What's your most humorous experience in the last six months involving trigonometric identities and lawn mowers?
If you could have dinner with any circus animal, living, dead or fictional, what appetizer would you serve?
Are you with me so far? If not, let me explain. I am sitting here writing an essay about the tortuous process of writing college essays. I'm an expert. In the just-completed college-essay season, I wrote 15. I can't believe I'm sitting here on my bed again, with my favorite pen and several sheets of blood-sweat-and-tear-stained paper, waiting for inspiration.
Why am I doing this? Either I'm a masochist, or I'm doing it for the benefit of future high school seniors.
I guess I should start with the beginning. It all started back in the 10th grade when I took the PSATs (a test designed to whet your appetite for the three-hour SAT extravaganza to come). I foolishly filled in the "Yes" oval to the question: "Do you want your scores sent to colleges so they can send you information?" The College Board kept its word, and come spring, my mailbox overflowed with sincere form letters informing me that my scores indicated that I, too, could be among the college students featured smiling and studying underneath trees and on steps in the brochures.
By the way, when I later visited the colleges, I sought out trees and staircases and never found a single student smiling and studying simultaneously. My friend and I considered offering our services to pose studying on the steps.
Midway through the 11th grade, it occurred to me that this wasn't all a Postal Service joke and that I should sit down and figure out what I was going to do about my higher education. So, I bought two books, one put out by the Yale Daily News and the other by Lisa Birnbach. They gave all the important statistics and a write-up to capture the feel of the individual college. I decided on my criteria -- a small-to-medium-sized liberal arts school, with a diverse population and a good English department -- and began to read.
I picked up a few interesting facts, including the American
college experience's best-kept secret . . . nobody dates. I swear I'm not making this up. In the books' sections on the dating scene, it was reported that nobody dates at any of the schools. I don't know what high schools these people came from. It leaves me with one question: What do they do? Apparently, dating in groups is acceptable. There is one exception, Brigham Young. Students don't have coed dorms, they can't smoke or even drink coffee, and premarital sex is highly discouraged. But they do date.

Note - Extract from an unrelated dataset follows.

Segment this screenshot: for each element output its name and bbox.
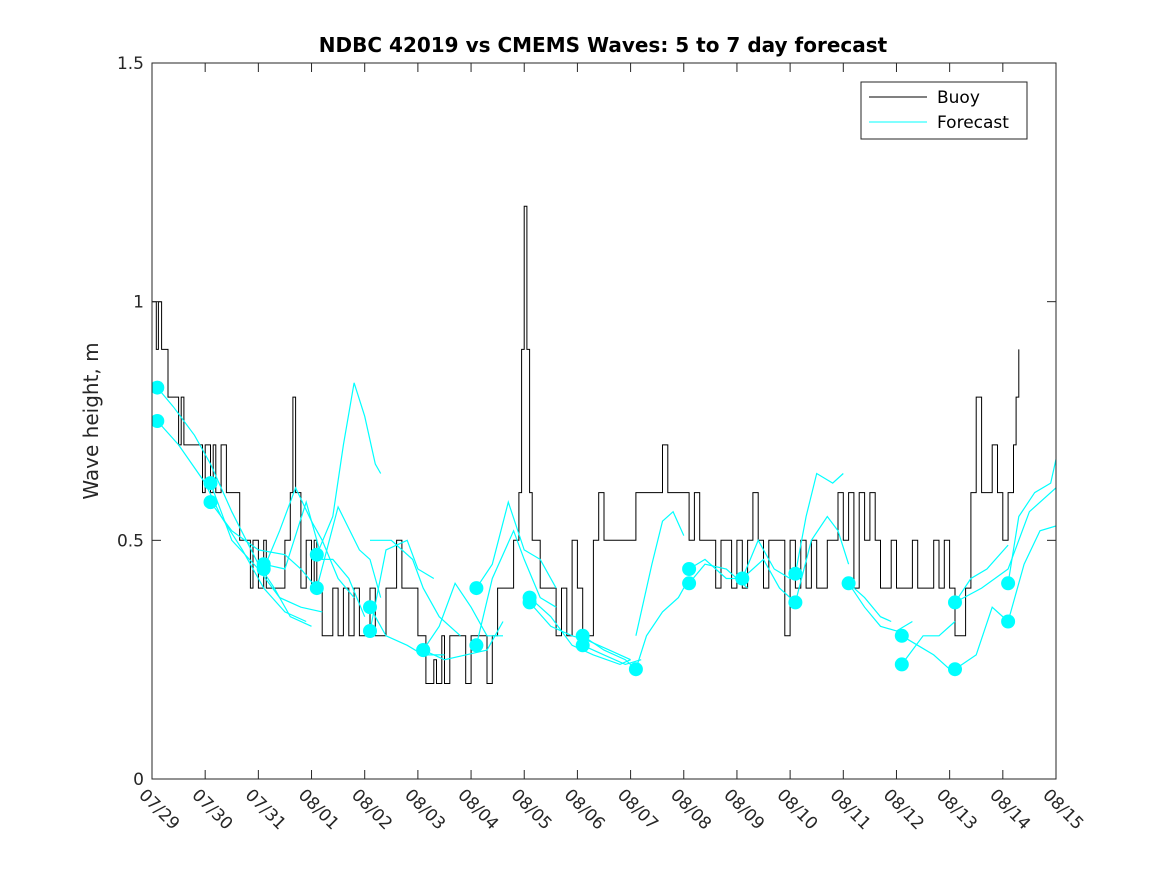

By reading these books, I was able to narrow my college choices to about 20. Now I was ready to begin the next phase, college tours.
Over the spring break of my junior year, my parents, a friend and I set off across America to see what we could see of higher education. The idea sounds good in theory. We planned to take the college tour, spend the night in a dorm and figure out what makes each college distinctive. It wasn't quite that simple.
This particular year Maryland and New York public schools had their spring breaks the same week. At every college, they seemed stunned and ill-prepared for the number of people who showed up. We would be herded into a small room where there were invariably never enough chairs, and we listened to what seemed like the same speech over and over again. It went like this: The school had recently relaxed its core-curriculum requirements; I could design my own major if I so desired; the foreign language departments were so unique they even offered Swahili (Swahili, every time). One parent would ask about college campus safety, and we would be told about the escort systems that are unique to every college. Another parent would ask about advanced-placement credit. If it was a large college, a parent would ask about class size; a small one, resources. The parents asked many more questions than the students.